We should note that the three arguments all exhibit the same logical structure, the one to which medieval logicians attached the name, “Celarent” (you’ll have to google it; this post is already too long). The arguments are, as already noted, all valid: that is, if, that is, if, their premises are true, the conclusions must also be true. I’ll leave unanswered, for now, the further question of whether any or all of the arguments are sound, that is, of whether, in addition to their being valid [correction, June 1, 2020, replacing “sound” with “valid”], they are such that, in each case, both of their premises are true.

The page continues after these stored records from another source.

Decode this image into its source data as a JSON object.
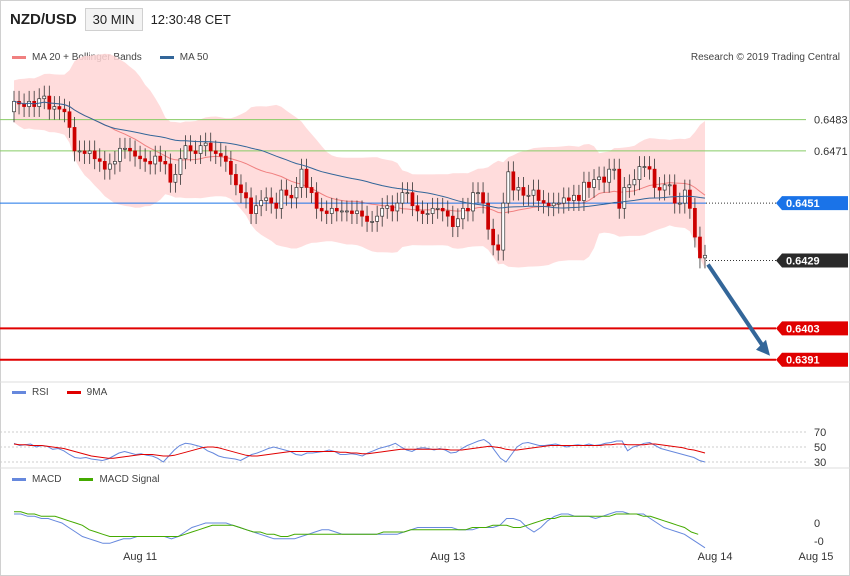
{
  "header": {
    "symbol": "NZD/USD",
    "timeframe": "30 MIN",
    "clock": "12:30:48 CET"
  },
  "copyright": "Research © 2019 Trading Central",
  "colors": {
    "up_candle": "#ffffff",
    "down_candle": "#cc0000",
    "wick": "#333333",
    "ma20": "#f08080",
    "bollinger_fill": "#ffd6d6",
    "ma50": "#336699",
    "pivot_green": "#88cc66",
    "support_red": "#e00000",
    "current_price": "#2a2a2a",
    "ma50_tag": "#1a73e8",
    "rsi": "#6688dd",
    "rsi_ma": "#e00000",
    "macd": "#6688dd",
    "macd_signal": "#44aa00",
    "arrow": "#336699"
  },
  "chart_data": [
    {
      "type": "candlestick",
      "panel": "price",
      "legend": [
        {
          "name": "MA 20 + Bollinger Bands",
          "color": "#f08080"
        },
        {
          "name": "MA 50",
          "color": "#336699"
        }
      ],
      "ylim": [
        0.6384,
        0.6502
      ],
      "x_ticks": [
        {
          "label": "Aug 11",
          "index": 25
        },
        {
          "label": "Aug 13",
          "index": 86
        },
        {
          "label": "Aug 14",
          "index": 139
        },
        {
          "label": "Aug 15",
          "index": 159
        }
      ],
      "levels": [
        {
          "label": "0.6483",
          "value": 0.6483,
          "color": "#88cc66",
          "style": "solid"
        },
        {
          "label": "0.6471",
          "value": 0.6471,
          "color": "#88cc66",
          "style": "solid"
        },
        {
          "label": "0.6451",
          "value": 0.6451,
          "color": "#1a73e8",
          "style": "tag"
        },
        {
          "label": "0.6429",
          "value": 0.6429,
          "color": "#2a2a2a",
          "style": "dotted"
        },
        {
          "label": "0.6403",
          "value": 0.6403,
          "color": "#e00000",
          "style": "solid-thick"
        },
        {
          "label": "0.6391",
          "value": 0.6391,
          "color": "#e00000",
          "style": "solid-thick"
        }
      ],
      "forecast_arrow": {
        "from_value": 0.6429,
        "to_value": 0.6391
      },
      "closes": [
        0.649,
        0.6489,
        0.6488,
        0.649,
        0.6488,
        0.6491,
        0.6492,
        0.6487,
        0.6488,
        0.6487,
        0.6486,
        0.648,
        0.6471,
        0.6471,
        0.647,
        0.6471,
        0.6468,
        0.6467,
        0.6464,
        0.6466,
        0.6467,
        0.6472,
        0.6472,
        0.6471,
        0.6469,
        0.6468,
        0.6467,
        0.6466,
        0.6469,
        0.6467,
        0.6466,
        0.6459,
        0.6462,
        0.6468,
        0.6473,
        0.6471,
        0.647,
        0.6473,
        0.6474,
        0.6471,
        0.647,
        0.6469,
        0.6467,
        0.6462,
        0.6458,
        0.6455,
        0.6453,
        0.6447,
        0.645,
        0.6452,
        0.6453,
        0.6451,
        0.6449,
        0.6456,
        0.6454,
        0.6453,
        0.6457,
        0.6464,
        0.6457,
        0.6455,
        0.6449,
        0.6448,
        0.6447,
        0.6449,
        0.6448,
        0.6448,
        0.6448,
        0.6447,
        0.6448,
        0.6446,
        0.6444,
        0.6444,
        0.6446,
        0.6449,
        0.645,
        0.6448,
        0.6451,
        0.6455,
        0.6455,
        0.645,
        0.6448,
        0.6447,
        0.6447,
        0.6449,
        0.6449,
        0.6448,
        0.6446,
        0.6442,
        0.6445,
        0.6449,
        0.6448,
        0.6455,
        0.6455,
        0.6451,
        0.6441,
        0.6435,
        0.6433,
        0.6451,
        0.6463,
        0.6456,
        0.6457,
        0.6454,
        0.6454,
        0.6456,
        0.6452,
        0.6451,
        0.645,
        0.6451,
        0.6451,
        0.6453,
        0.6452,
        0.6454,
        0.6452,
        0.6459,
        0.6457,
        0.646,
        0.6461,
        0.6459,
        0.6464,
        0.6464,
        0.6449,
        0.6457,
        0.6458,
        0.646,
        0.6465,
        0.6465,
        0.6464,
        0.6457,
        0.6456,
        0.6458,
        0.6458,
        0.6451,
        0.6451,
        0.6456,
        0.6449,
        0.6438,
        0.643,
        0.6431
      ],
      "opens": [
        0.6486,
        0.649,
        0.6489,
        0.6488,
        0.649,
        0.6488,
        0.6491,
        0.6492,
        0.6487,
        0.6488,
        0.6487,
        0.6486,
        0.648,
        0.6471,
        0.6471,
        0.647,
        0.6471,
        0.6468,
        0.6467,
        0.6464,
        0.6466,
        0.6467,
        0.6472,
        0.6472,
        0.6471,
        0.6469,
        0.6468,
        0.6467,
        0.6466,
        0.6469,
        0.6467,
        0.6466,
        0.6459,
        0.6462,
        0.6468,
        0.6473,
        0.6471,
        0.647,
        0.6473,
        0.6474,
        0.6471,
        0.647,
        0.6469,
        0.6467,
        0.6462,
        0.6458,
        0.6455,
        0.6453,
        0.6447,
        0.645,
        0.6452,
        0.6453,
        0.6451,
        0.6449,
        0.6456,
        0.6454,
        0.6453,
        0.6457,
        0.6464,
        0.6457,
        0.6455,
        0.6449,
        0.6448,
        0.6447,
        0.6449,
        0.6448,
        0.6448,
        0.6448,
        0.6447,
        0.6448,
        0.6446,
        0.6444,
        0.6444,
        0.6446,
        0.6449,
        0.645,
        0.6448,
        0.6451,
        0.6455,
        0.6455,
        0.645,
        0.6448,
        0.6447,
        0.6447,
        0.6449,
        0.6449,
        0.6448,
        0.6446,
        0.6442,
        0.6445,
        0.6449,
        0.6448,
        0.6455,
        0.6455,
        0.6451,
        0.6441,
        0.6435,
        0.6433,
        0.6451,
        0.6463,
        0.6456,
        0.6457,
        0.6454,
        0.6454,
        0.6456,
        0.6452,
        0.6451,
        0.645,
        0.6451,
        0.6451,
        0.6453,
        0.6452,
        0.6454,
        0.6452,
        0.6459,
        0.6457,
        0.646,
        0.6461,
        0.6459,
        0.6464,
        0.6464,
        0.6449,
        0.6457,
        0.6458,
        0.646,
        0.6465,
        0.6465,
        0.6464,
        0.6457,
        0.6456,
        0.6458,
        0.6458,
        0.6451,
        0.6451,
        0.6456,
        0.6449,
        0.6438,
        0.643
      ]
    },
    {
      "type": "line",
      "panel": "rsi",
      "legend": [
        {
          "name": "RSI",
          "color": "#6688dd"
        },
        {
          "name": "9MA",
          "color": "#e00000"
        }
      ],
      "ylim": [
        20,
        80
      ],
      "y_ticks": [
        "70",
        "50",
        "30"
      ],
      "y_tick_values": [
        70,
        50,
        30
      ],
      "series": [
        {
          "name": "RSI",
          "values": [
            55,
            52,
            53,
            54,
            50,
            52,
            51,
            47,
            48,
            45,
            40,
            36,
            35,
            36,
            34,
            33,
            32,
            34,
            38,
            42,
            44,
            42,
            40,
            41,
            39,
            38,
            35,
            30,
            38,
            46,
            52,
            55,
            54,
            52,
            50,
            45,
            42,
            38,
            36,
            35,
            34,
            32,
            36,
            40,
            42,
            45,
            48,
            50,
            48,
            46,
            44,
            40,
            39,
            42,
            42,
            43,
            44,
            46,
            44,
            40,
            40,
            41,
            40,
            38,
            42,
            45,
            48,
            50,
            52,
            55,
            50,
            46,
            44,
            48,
            49,
            48,
            46,
            48,
            46,
            42,
            43,
            48,
            52,
            55,
            58,
            60,
            55,
            45,
            35,
            30,
            40,
            50,
            55,
            56,
            54,
            52,
            52,
            53,
            54,
            52,
            50,
            52,
            53,
            52,
            54,
            52,
            53,
            55,
            56,
            58,
            58,
            45,
            50,
            52,
            55,
            56,
            52,
            48,
            46,
            44,
            42,
            40,
            38,
            36,
            32,
            30
          ]
        },
        {
          "name": "9MA",
          "values": [
            54,
            53,
            53,
            52,
            52,
            52,
            51,
            50,
            49,
            48,
            46,
            44,
            42,
            40,
            38,
            37,
            36,
            35,
            35,
            36,
            37,
            38,
            39,
            40,
            40,
            40,
            39,
            38,
            38,
            39,
            41,
            43,
            45,
            47,
            49,
            50,
            50,
            49,
            47,
            45,
            43,
            41,
            39,
            38,
            38,
            39,
            40,
            41,
            42,
            43,
            44,
            44,
            44,
            44,
            44,
            44,
            44,
            44,
            44,
            43,
            43,
            42,
            42,
            41,
            41,
            42,
            43,
            44,
            45,
            46,
            47,
            47,
            47,
            47,
            47,
            47,
            47,
            47,
            47,
            46,
            46,
            46,
            47,
            48,
            49,
            50,
            51,
            50,
            49,
            47,
            46,
            46,
            47,
            48,
            49,
            50,
            51,
            52,
            52,
            52,
            52,
            52,
            52,
            52,
            52,
            52,
            52,
            53,
            53,
            54,
            54,
            53,
            53,
            53,
            53,
            54,
            54,
            53,
            52,
            51,
            50,
            49,
            47,
            46,
            44,
            42
          ]
        }
      ]
    },
    {
      "type": "line",
      "panel": "macd",
      "legend": [
        {
          "name": "MACD",
          "color": "#6688dd"
        },
        {
          "name": "MACD Signal",
          "color": "#44aa00"
        }
      ],
      "ylim": [
        -0.0012,
        0.0012
      ],
      "y_ticks": [
        "0",
        "-0"
      ],
      "y_tick_values": [
        0.0,
        -0.0008
      ],
      "series": [
        {
          "name": "MACD",
          "values": [
            0.0004,
            0.0004,
            0.0003,
            0.0003,
            0.0002,
            0.0002,
            0.0001,
            0.0,
            -0.0002,
            -0.0004,
            -0.0006,
            -0.0007,
            -0.0008,
            -0.0009,
            -0.0009,
            -0.0008,
            -0.0007,
            -0.0007,
            -0.0006,
            -0.0006,
            -0.0006,
            -0.0006,
            -0.0006,
            -0.0007,
            -0.0006,
            -0.0004,
            -0.0002,
            -0.0001,
            0.0,
            0.0,
            0.0,
            0.0,
            -0.0001,
            -0.0002,
            -0.0003,
            -0.0004,
            -0.0005,
            -0.0006,
            -0.0007,
            -0.0007,
            -0.0007,
            -0.0007,
            -0.0006,
            -0.0005,
            -0.0004,
            -0.0003,
            -0.0003,
            -0.0004,
            -0.0005,
            -0.0005,
            -0.0005,
            -0.0005,
            -0.0005,
            -0.0005,
            -0.0005,
            -0.0005,
            -0.0005,
            -0.0004,
            -0.0003,
            -0.0002,
            -0.0002,
            -0.0002,
            -0.0002,
            -0.0002,
            -0.0002,
            -0.0003,
            -0.0003,
            -0.0003,
            -0.0002,
            -0.0002,
            -0.0002,
            -0.0001,
            0.0002,
            0.0002,
            0.0001,
            -0.0002,
            -0.0004,
            -0.0002,
            0.0001,
            0.0003,
            0.0004,
            0.0004,
            0.0003,
            0.0003,
            0.0003,
            0.0002,
            0.0003,
            0.0004,
            0.0005,
            0.0005,
            0.0004,
            0.0004,
            0.0004,
            0.0002,
            0.0,
            -0.0002,
            -0.0003,
            -0.0004,
            -0.0005,
            -0.0007,
            -0.0009,
            -0.0011
          ]
        },
        {
          "name": "MACD Signal",
          "values": [
            0.0005,
            0.0005,
            0.0004,
            0.0004,
            0.0003,
            0.0003,
            0.0003,
            0.0002,
            0.0001,
            0.0,
            -0.0001,
            -0.0003,
            -0.0004,
            -0.0005,
            -0.0006,
            -0.0006,
            -0.0006,
            -0.0006,
            -0.0006,
            -0.0006,
            -0.0006,
            -0.0006,
            -0.0006,
            -0.0006,
            -0.0006,
            -0.0005,
            -0.0004,
            -0.0003,
            -0.0002,
            -0.0001,
            -0.0001,
            -0.0001,
            -0.0001,
            -0.0002,
            -0.0003,
            -0.0004,
            -0.0004,
            -0.0005,
            -0.0005,
            -0.0006,
            -0.0006,
            -0.0005,
            -0.0005,
            -0.0005,
            -0.0005,
            -0.0005,
            -0.0005,
            -0.0005,
            -0.0005,
            -0.0005,
            -0.0005,
            -0.0005,
            -0.0005,
            -0.0005,
            -0.0004,
            -0.0004,
            -0.0004,
            -0.0004,
            -0.0003,
            -0.0003,
            -0.0003,
            -0.0003,
            -0.0003,
            -0.0003,
            -0.0003,
            -0.0003,
            -0.0003,
            -0.0002,
            -0.0002,
            -0.0002,
            -0.0001,
            -0.0001,
            -0.0001,
            -0.0002,
            -0.0002,
            -0.0001,
            0.0,
            0.0001,
            0.0002,
            0.0002,
            0.0003,
            0.0003,
            0.0003,
            0.0003,
            0.0003,
            0.0003,
            0.0003,
            0.0003,
            0.0004,
            0.0004,
            0.0004,
            0.0004,
            0.0003,
            0.0003,
            0.0002,
            0.0001,
            0.0,
            -0.0001,
            -0.0002,
            -0.0004,
            -0.0005
          ]
        }
      ]
    }
  ]
}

6. Now, according to the “Publisher’s Preface” to The Art of Philosophizing and Other Essays, the three essays contained in “this little volume” and thus too the “The Art of Rational Conjecture,” “were written by Bertrand Russell during the second World War” and so at least several years, if not nearly a decade, after Religion and Science. We should set for ourselves the historical task, then, of determining whether and, if so, to what extent Russell adheres in the earlier work to the several theses just set forth. This we will do in the coming series of posts. More importantly, we should set for ourselves the further, philosophical, task of reflecting with and/or against Russell, and others, and determining for oneself which of the several theses, if any, might be true. This too we will do.
Until next time.
Richard
* Bertrand Russell, Religion and Science, with an introduction by Michael Ruse (Oxford and New York: Oxford University Press, 1997 [1935]). Religion and Science is readily available for purchase through Amazon.com. You need only click on the following image to be taken to the Amazon site:
** As of this writing, Gould’s “Nonoverlapping Magisteria,” can be read online at The Unofficial Stephen Jay Gould Archive, http://www.stephenjaygould.org/library/gould_noma.html.
*** Bertrand Russell, The Art of Philosophizing and Other Essays (Totowa, New Jersey: Littlefield, Adams & Co., 1974 [1968]). I admit to being puzzled over the fact that, in a book bearing such a title, there is to be found no essay entitled “The Art of Philosophizing.”